Another policy recommendation: instead of doing things that government isn’t good at (like playing venture capitalist), policy makers should focus on “quality of life policies that can attract smart, entrepreneurial people” and then, once they arrive, get out of their way.
The Real Voice of Small Business … No, Really
The National Federation of Independent Business (NFIB) came out with a rather bizarre piece of research this month in answer to the question, “Does the NFIB’s research reasonably represent the majority of small business owners?” (The paper can be downloaded with this link.)
In order to answer that question, they performed parallel surveys of their members and a group of business owners discovered by way of DUNS numbers. They found that the responses of the two groups were very close, except that, on occasion, the DUNS group was a bit more conservative. Thus, they concluded, their surveys were a valid voice of U.S. small businesses.

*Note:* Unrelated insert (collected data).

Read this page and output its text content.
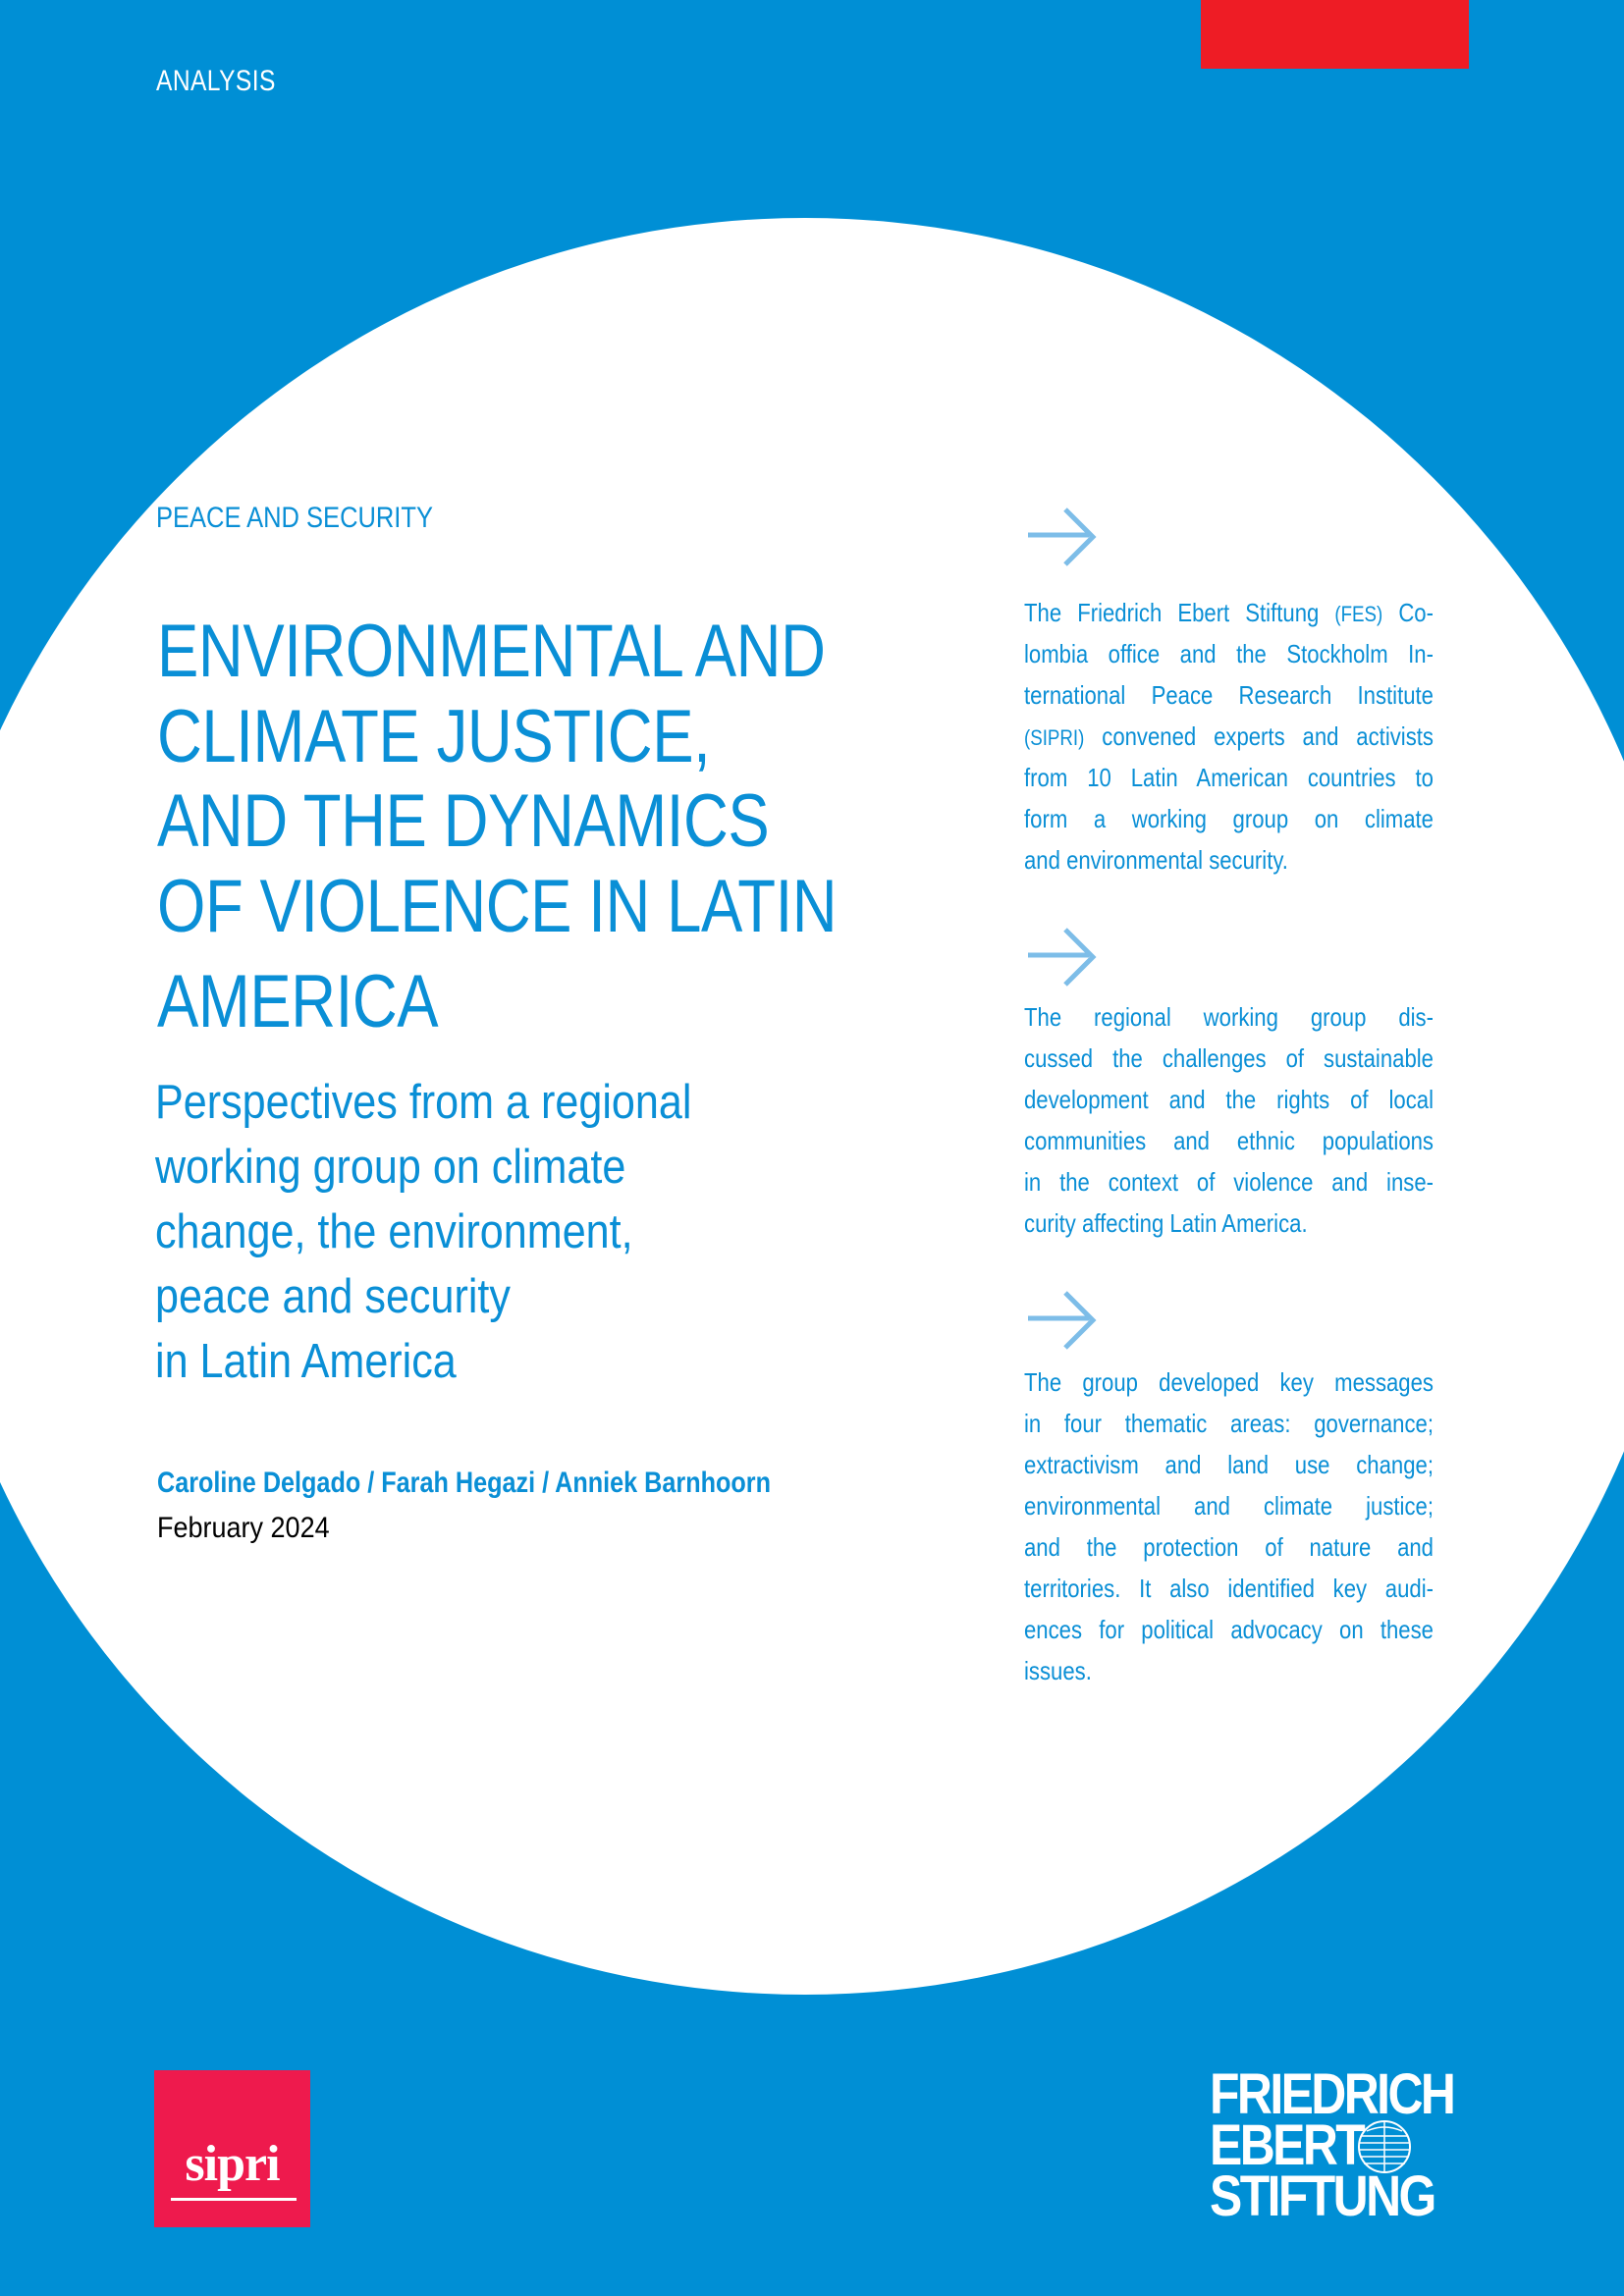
ANALYSIS
PEACE AND SECURITY
ENVIRONMENTAL AND
CLIMATE JUSTICE,
AND THE DYNAMICS
OF VIOLENCE IN LATIN
AMERICA
Perspectives from a regional
working group on climate
change, the environment,
peace and security
in Latin America
Caroline Delgado / Farah Hegazi / Anniek Barnhoorn
February 2024
The Friedrich Ebert Stiftung (FES) Co-
lombia office and the Stockholm In-
ternational Peace Research Institute
(SIPRI) convened experts and activists
from 10 Latin American countries to
form a working group on climate
and environmental security.
The regional working group dis-
cussed the challenges of sustainable
development and the rights of local
communities and ethnic populations
in the context of violence and inse-
curity affecting Latin America.
The group developed key messages
in four thematic areas: governance;
extractivism and land use change;
environmental and climate justice;
and the protection of nature and
territories. It also identified key audi-
ences for political advocacy on these
issues.
sipri
FRIEDRICH
EBERT
STIFTUNG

The only problem with that is that small businesses with DUNS numbers are not typical of the majority of U.S. small businesses either. Most microbusinesses, for example, don’t have DUNS numbers. So, given the nature of the DUNS number business population, this research hasn’t really proved anything — or at least, not to anyone who was inclined to ask the question to begin with.
Speaking personally, I don’t really know why the NFIB would care one way or another. They do good, clean small business research, and if their samples tend to better reflect the larger small businesses that would be called medium-sized businesses anywhere else in the world, that’s not a bad thing. Somebody needs to do research on them; they are seriously outnumbered by microbusinesses but they serve an important purpose for the economy, as important in their way as those feisty startups that everybody loves this week.

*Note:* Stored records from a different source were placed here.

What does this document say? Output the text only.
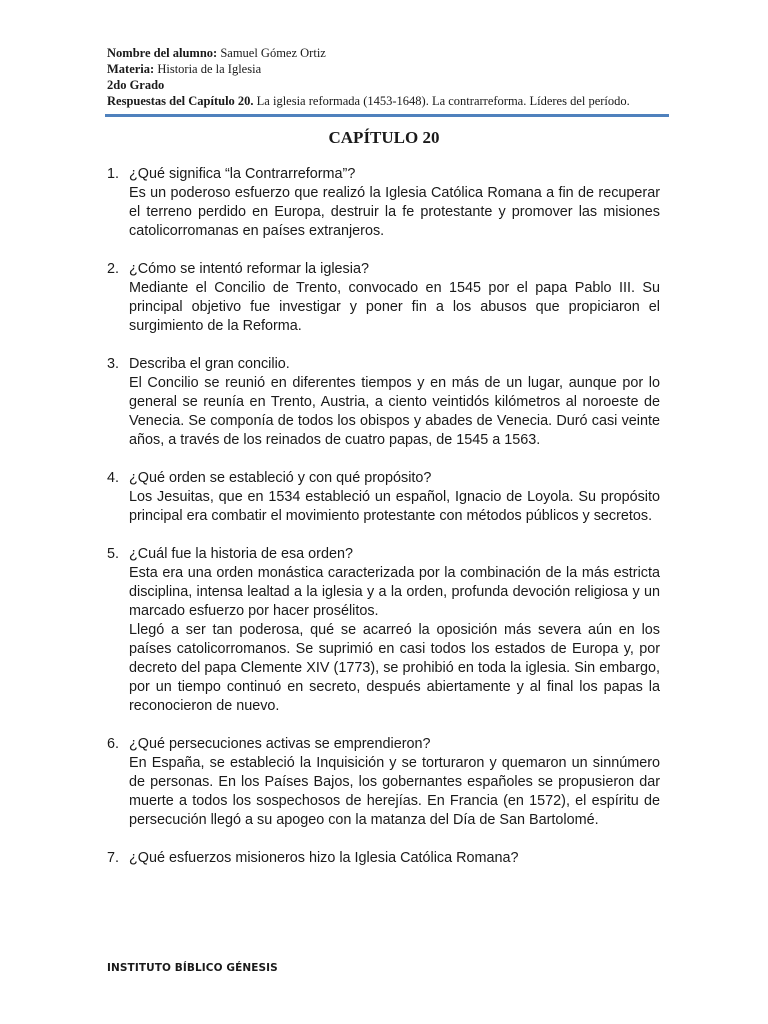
Nombre del alumno: Samuel Gómez Ortiz
Materia: Historia de la Iglesia
2do Grado
Respuestas del Capítulo 20. La iglesia reformada (1453-1648). La contrarreforma. Líderes del período.
CAPÍTULO 20
1. ¿Qué significa “la Contrarreforma”?
Es un poderoso esfuerzo que realizó la Iglesia Católica Romana a fin de recuperar el terreno perdido en Europa, destruir la fe protestante y promover las misiones catolicorromanas en países extranjeros.
2. ¿Cómo se intentó reformar la iglesia?
Mediante el Concilio de Trento, convocado en 1545 por el papa Pablo III. Su principal objetivo fue investigar y poner fin a los abusos que propiciaron el surgimiento de la Reforma.
3. Describa el gran concilio.
El Concilio se reunió en diferentes tiempos y en más de un lugar, aunque por lo general se reunía en Trento, Austria, a ciento veintidós kilómetros al noroeste de Venecia. Se componía de todos los obispos y abades de Venecia. Duró casi veinte años, a través de los reinados de cuatro papas, de 1545 a 1563.
4. ¿Qué orden se estableció y con qué propósito?
Los Jesuitas, que en 1534 estableció un español, Ignacio de Loyola. Su propósito principal era combatir el movimiento protestante con métodos públicos y secretos.
5. ¿Cuál fue la historia de esa orden?
Esta era una orden monástica caracterizada por la combinación de la más estricta disciplina, intensa lealtad a la iglesia y a la orden, profunda devoción religiosa y un marcado esfuerzo por hacer prosélitos.
Llegó a ser tan poderosa, qué se acarreó la oposición más severa aún en los países catolicorromanos. Se suprimió en casi todos los estados de Europa y, por decreto del papa Clemente XIV (1773), se prohibió en toda la iglesia. Sin embargo, por un tiempo continuó en secreto, después abiertamente y al final los papas la reconocieron de nuevo.
6. ¿Qué persecuciones activas se emprendieron?
En España, se estableció la Inquisición y se torturaron y quemaron un sinnúmero de personas. En los Países Bajos, los gobernantes españoles se propusieron dar muerte a todos los sospechosos de herejías. En Francia (en 1572), el espíritu de persecución llegó a su apogeo con la matanza del Día de San Bartolomé.
7. ¿Qué esfuerzos misioneros hizo la Iglesia Católica Romana?
INSTITUTO BÍBLICO GÉNESIS
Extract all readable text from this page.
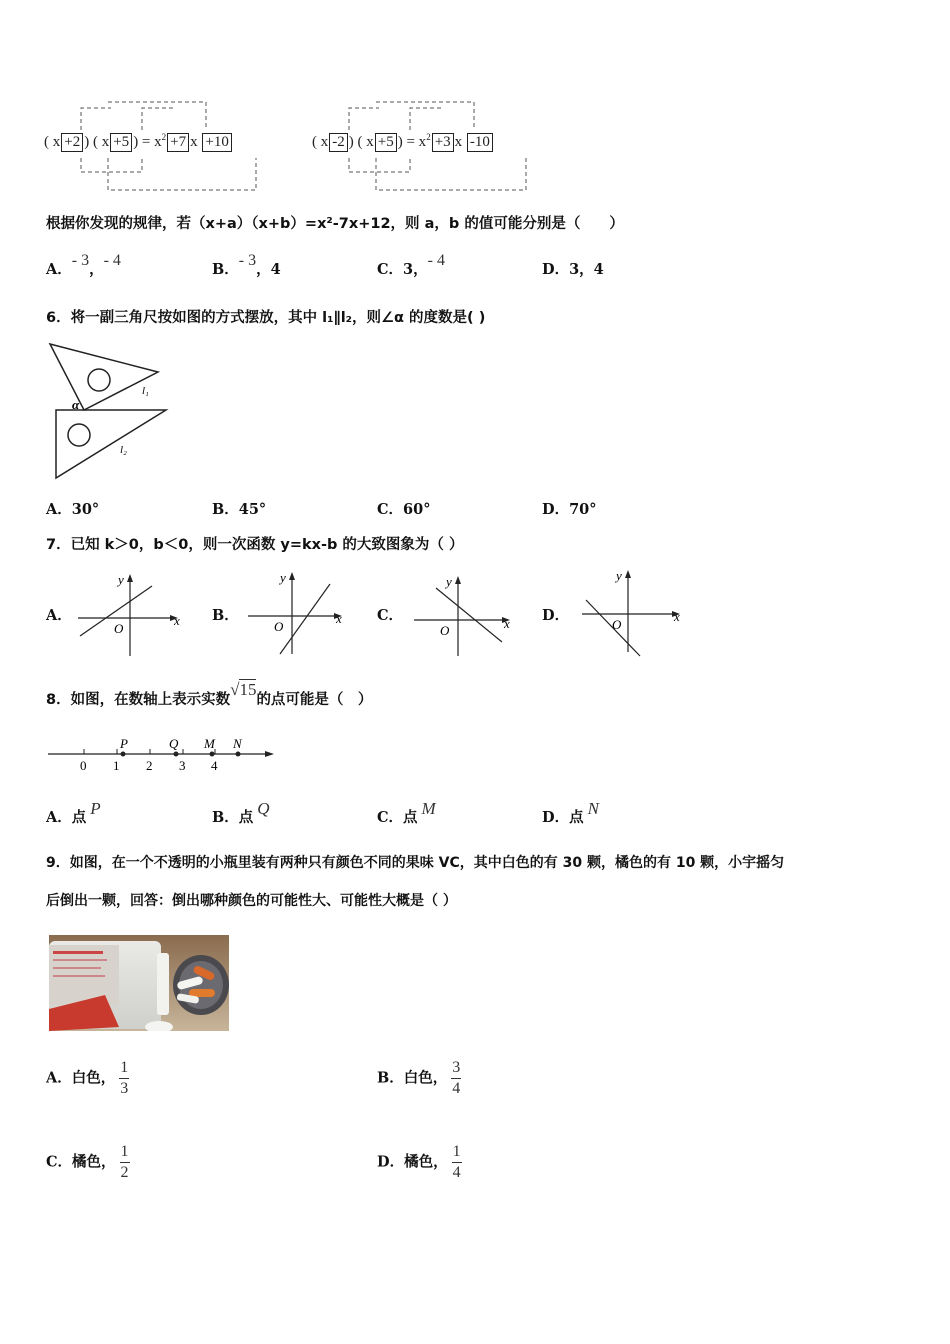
( x +2 ) ( x +5 ) = $x^2 +7$ x +10	( x -2 ) ( x +5 ) = $x^2 +3$ x -10
根据你发现的规律，若（x+a）（x+b）=x²-7x+12，则 a，b 的值可能分别是（　　）
A．- 3，- 4
B．- 3，4	C．3，- 4
D．3，4
6．将一副三角尺按如图的方式摆放，其中 l₁∥l₂，则∠α 的度数是( )
α
l₁
l₂
A．30°	B．45°	C．60°	D．70°
7．已知 k＞0，b＜0，则一次函数 y=kx-b 的大致图象为（ ）
A．	x
y
O
B．	x
y
O
C．	x
y
O
D．	x
y
O
8．如图，在数轴上表示实数√15的点可能是（　）
0 1 2 3 4
P	Q M N
A．点 P	B．点 Q	C．点 M	D．点 N
9．如图，在一个不透明的小瓶里装有两种只有颜色不同的果味 VC，其中白色的有 30 颗，橘色的有 10 颗，小宇摇匀
后倒出一颗，回答：倒出哪种颜色的可能性大、可能性大概是（ ）
A．白色， $\frac{1}{3}$	B．白色， $\frac{3}{4}$
C．橘色， $\frac{1}{2}$	D．橘色， $\frac{1}{4}$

Microloan Under The Microscope
During the first half of last year, domestic microfinance outfits found themselves at the center of quite a bit of warm and fuzzy attention as one of only a handful of financial services providers still providing loans to small businesses.
In fact, there were some small business owners who would otherwise not have considered for a microloan (being outside their normal target market), who concluded after an experience with a microfinance organization that the typical combination of financing plus technical assistance was the best thing since sliced bread.
The Aspen Institute has been tracking outcomes for U.S. domestic microfinance efforts in an initiative called MicroTest and a recent report looks at five years’ worth of outcomes to get a bigger picture.
The picture is not what you might expect. There were not as many episodes of “build the business from scratch” stories to be had. Over the five years of data that had been collected, the most successful microloan borrowers came into the program with an existing business that was earning something along the lines of $100,000 in average annual revenues.
The five-year survival rate for these firms was 88% and earnings increased over the period (with microenterprise development organization support) to an average of about $170,000 per year. Successful microfinance clients also tended to stay small but they still tended to better-than-double the size of their workforce, on average, over the five-year period (from 2.1 workers to 5.6 workers).
Most significant from this study is its finding that success for these clients is positively related to borrowing. Getting business management training alone is not enough. Given the way that most microbusinesses are undercapitalized, that makes quite a lot of sense but is also only underscores the difficulty that microbusinesses were having with access to capital long before Wall Street crashed and burned.